If you have no one internally with tech knowledge: Recruit one board member or advisor who has that background. This doesn't need to be a full-time hire—4 hours per month is enough.
If you plan major AI investment (building custom models, processing sensitive data at scale): Bring in a consultant or hire a part-time AI/data governance person. But this is rare for nonprofits.
Talking to Your Executive Director About AI Governance
Use this language to start the conversation:
"We want to support AI adoption because it can help us work more efficiently. But we also have a fiduciary duty to manage the risks. Let's work together to set up a governance framework that lets us innovate safely. Here's what we're asking for: [AI policy draft, committee formation, quarterly reporting]. Does your team need support to make that happen?"
Most EDs will appreciate the clarity. A few might push back, saying "governance will slow us down." It won't—it'll actually speed things up by creating clarity and preventing costly mistakes.
Frequently Asked Questions
Is AI governance something we should delegate entirely to staff?
No. Your board has fiduciary and duty-of-care obligations. You need to understand the governance framework, approve the policy, and monitor compliance. You can delegate the day-to-day management to staff/committee, but not the oversight.
How often should the board check in on AI?
At a minimum, twice yearly. For nonprofits doing heavy AI investment or processing sensitive data, quarterly. Most boards that check in annually (maybe one board agenda item per meeting) find that's sufficient.
What if our nonprofit has no AI adoption yet?

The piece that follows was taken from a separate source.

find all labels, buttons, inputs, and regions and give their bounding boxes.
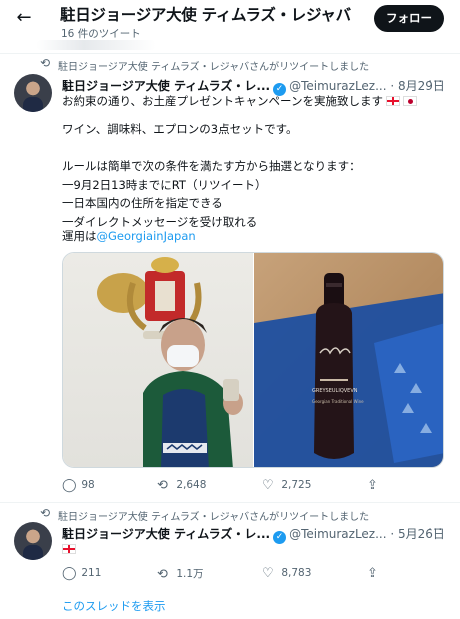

Adopt a policy now anyway. It signals strategic thinking, makes staff comfortable experimenting with AI, and means you're not scrambling to set rules after problems arise. Policies are easier to write before adoption than after.
Should board members get AI training?
A one-hour briefing is helpful. Your AI Committee chair should be able to explain: what AI tools your nonprofit uses, what risks they present, and what your governance approach is. If you feel lost after that conversation, ask for more detail.
What if our executive director resists AI governance?
That's a red flag. Frame governance as risk management and efficiency enabler, not obstruction. If resistance continues, escalate. Your board's fiduciary duty requires you to manage risks, including AI risks.